Each time, Grant required chest tube placement to remove the excess air in the chest cavity thereby allowing his lungs to fill again. Following recurrences, he required surgery to remove the blebs and a procedure to help the lung attach to the chest wall in hopes of preventing future recurrences.

Eventually he was cleared to resume normal activity and he and his family crossed their fingers and hoped it would never happen again.

According to Dr. Akay, sometimes it does and sometimes it doesn’t. There’s no way of knowing if or when.

Gradually Grant was able to return to his travel baseball team before joining the varsity football team for summer conditioning.

“I was just starting to feel like everything was getting back to normal when it happened again,” Grant said.

Grant’s mother, Betsy, has unfortunately seen it all and more.

Her oldest son, Adam, now 23, was told he could not play contact sports due to a genetic heart condition.

“Adam is very athletic and loves football, he was very good at it,” Betsy Vande Kerkhoff said. “It kind of crushed him for a while.”

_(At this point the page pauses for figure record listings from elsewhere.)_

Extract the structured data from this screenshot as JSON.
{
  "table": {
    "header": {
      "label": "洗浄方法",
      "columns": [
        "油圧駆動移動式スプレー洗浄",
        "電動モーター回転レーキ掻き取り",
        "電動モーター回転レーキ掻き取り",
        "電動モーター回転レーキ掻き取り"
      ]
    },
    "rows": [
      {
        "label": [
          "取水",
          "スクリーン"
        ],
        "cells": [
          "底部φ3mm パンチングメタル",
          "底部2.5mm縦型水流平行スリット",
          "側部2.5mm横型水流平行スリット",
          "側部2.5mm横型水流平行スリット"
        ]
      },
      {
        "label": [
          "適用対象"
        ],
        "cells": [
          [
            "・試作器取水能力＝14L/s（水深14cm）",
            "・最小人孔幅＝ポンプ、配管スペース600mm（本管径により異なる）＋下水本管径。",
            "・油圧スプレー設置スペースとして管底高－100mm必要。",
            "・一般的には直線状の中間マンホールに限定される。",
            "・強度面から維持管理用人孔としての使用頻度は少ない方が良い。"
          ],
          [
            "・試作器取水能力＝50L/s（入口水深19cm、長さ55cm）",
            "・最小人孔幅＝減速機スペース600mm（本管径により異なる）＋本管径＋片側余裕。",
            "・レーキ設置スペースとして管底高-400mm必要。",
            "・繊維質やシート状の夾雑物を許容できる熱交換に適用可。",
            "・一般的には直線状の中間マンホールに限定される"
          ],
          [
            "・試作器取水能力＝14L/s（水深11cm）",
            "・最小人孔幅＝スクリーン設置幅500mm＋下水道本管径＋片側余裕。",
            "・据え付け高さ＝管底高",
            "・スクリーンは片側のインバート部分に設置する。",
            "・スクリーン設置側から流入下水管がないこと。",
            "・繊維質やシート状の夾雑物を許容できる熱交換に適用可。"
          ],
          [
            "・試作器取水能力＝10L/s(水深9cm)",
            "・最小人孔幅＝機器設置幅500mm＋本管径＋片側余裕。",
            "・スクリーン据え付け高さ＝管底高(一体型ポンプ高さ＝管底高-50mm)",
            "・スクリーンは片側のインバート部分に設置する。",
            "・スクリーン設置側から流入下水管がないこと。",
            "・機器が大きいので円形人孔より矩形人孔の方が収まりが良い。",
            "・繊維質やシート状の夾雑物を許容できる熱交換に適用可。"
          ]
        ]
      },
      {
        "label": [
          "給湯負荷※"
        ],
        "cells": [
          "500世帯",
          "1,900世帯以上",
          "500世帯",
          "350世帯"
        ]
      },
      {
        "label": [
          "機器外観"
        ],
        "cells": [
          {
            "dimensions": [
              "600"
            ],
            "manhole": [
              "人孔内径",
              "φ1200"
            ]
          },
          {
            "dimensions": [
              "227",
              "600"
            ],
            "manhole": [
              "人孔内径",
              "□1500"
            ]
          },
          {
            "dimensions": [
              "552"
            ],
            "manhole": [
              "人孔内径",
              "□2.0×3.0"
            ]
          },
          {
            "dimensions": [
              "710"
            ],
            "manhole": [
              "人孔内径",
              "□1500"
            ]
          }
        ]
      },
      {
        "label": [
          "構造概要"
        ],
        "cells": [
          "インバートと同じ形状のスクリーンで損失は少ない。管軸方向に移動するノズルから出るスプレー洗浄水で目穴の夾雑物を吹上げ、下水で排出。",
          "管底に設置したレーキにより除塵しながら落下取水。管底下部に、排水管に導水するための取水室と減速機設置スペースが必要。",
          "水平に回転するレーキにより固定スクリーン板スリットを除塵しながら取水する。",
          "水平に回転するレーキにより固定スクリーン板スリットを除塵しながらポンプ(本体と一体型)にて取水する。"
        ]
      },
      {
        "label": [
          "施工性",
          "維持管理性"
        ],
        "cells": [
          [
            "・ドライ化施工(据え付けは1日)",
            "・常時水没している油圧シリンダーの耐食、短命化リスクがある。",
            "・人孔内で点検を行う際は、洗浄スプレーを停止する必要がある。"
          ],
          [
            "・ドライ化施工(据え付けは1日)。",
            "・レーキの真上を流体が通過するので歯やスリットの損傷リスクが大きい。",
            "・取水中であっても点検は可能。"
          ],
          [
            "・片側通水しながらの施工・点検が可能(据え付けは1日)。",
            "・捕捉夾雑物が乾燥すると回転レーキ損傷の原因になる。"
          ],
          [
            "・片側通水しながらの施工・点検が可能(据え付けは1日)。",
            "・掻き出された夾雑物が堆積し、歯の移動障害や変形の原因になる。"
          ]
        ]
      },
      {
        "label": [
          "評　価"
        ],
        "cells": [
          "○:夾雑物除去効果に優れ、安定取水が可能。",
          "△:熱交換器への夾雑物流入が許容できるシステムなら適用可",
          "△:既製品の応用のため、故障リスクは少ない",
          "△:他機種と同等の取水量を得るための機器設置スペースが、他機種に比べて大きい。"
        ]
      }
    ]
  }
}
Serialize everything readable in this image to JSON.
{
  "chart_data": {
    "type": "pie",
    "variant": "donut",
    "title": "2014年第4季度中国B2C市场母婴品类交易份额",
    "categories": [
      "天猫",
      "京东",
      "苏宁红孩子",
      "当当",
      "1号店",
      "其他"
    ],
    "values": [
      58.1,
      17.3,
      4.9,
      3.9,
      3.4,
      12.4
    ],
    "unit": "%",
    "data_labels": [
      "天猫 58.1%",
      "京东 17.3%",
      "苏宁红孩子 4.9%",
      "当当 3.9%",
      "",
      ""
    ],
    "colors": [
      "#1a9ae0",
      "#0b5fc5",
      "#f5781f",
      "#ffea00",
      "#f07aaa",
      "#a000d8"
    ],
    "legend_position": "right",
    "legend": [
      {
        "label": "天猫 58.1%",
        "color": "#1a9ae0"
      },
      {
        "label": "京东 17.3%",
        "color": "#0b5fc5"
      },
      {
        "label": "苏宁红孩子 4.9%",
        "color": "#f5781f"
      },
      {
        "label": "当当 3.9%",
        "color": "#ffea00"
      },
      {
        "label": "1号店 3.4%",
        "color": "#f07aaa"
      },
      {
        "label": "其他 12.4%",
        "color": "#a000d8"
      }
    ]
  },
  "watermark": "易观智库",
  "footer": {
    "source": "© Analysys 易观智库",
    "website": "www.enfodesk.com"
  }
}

After that, middle son Nick, now 22, picked up the athletic torch.

Nick also loved football, played for Athens and received scholarship offers from various smaller colleges. He eventually chose academics over athletics to follow his dream of becoming a pediatrician.

 “We definitely have a sports tradition in our family,” Grant said. “All three of us love the game and love to play. My brothers have always encouraged me, making sure I never gave up. But I’m not doing this for my family. I’m doing it for me. I want to have fun and do the best I can. And I want other people with this condition to know they can do the same.”

Betsy said she is happy to know others who share Grant’s diagnosis have gone on to enjoy successful careers in sports and the military.

“We know Grant wants to play,” she said. “Our goal is to support him in any way we can.”

Later this fall, Grant plans to return to the basketball court with his Troy recreation team. Come spring he’ll try out for varsity baseball and if all goes well, he’ll be back on the football field for his senior year.

Dr. Akay said the way Grant is handling his diagnosis is an inspiration.

“Even though he has a frustrating disease, Grant has the best attitude, he’s always trying to make the best of the situation,” Dr. Akay said.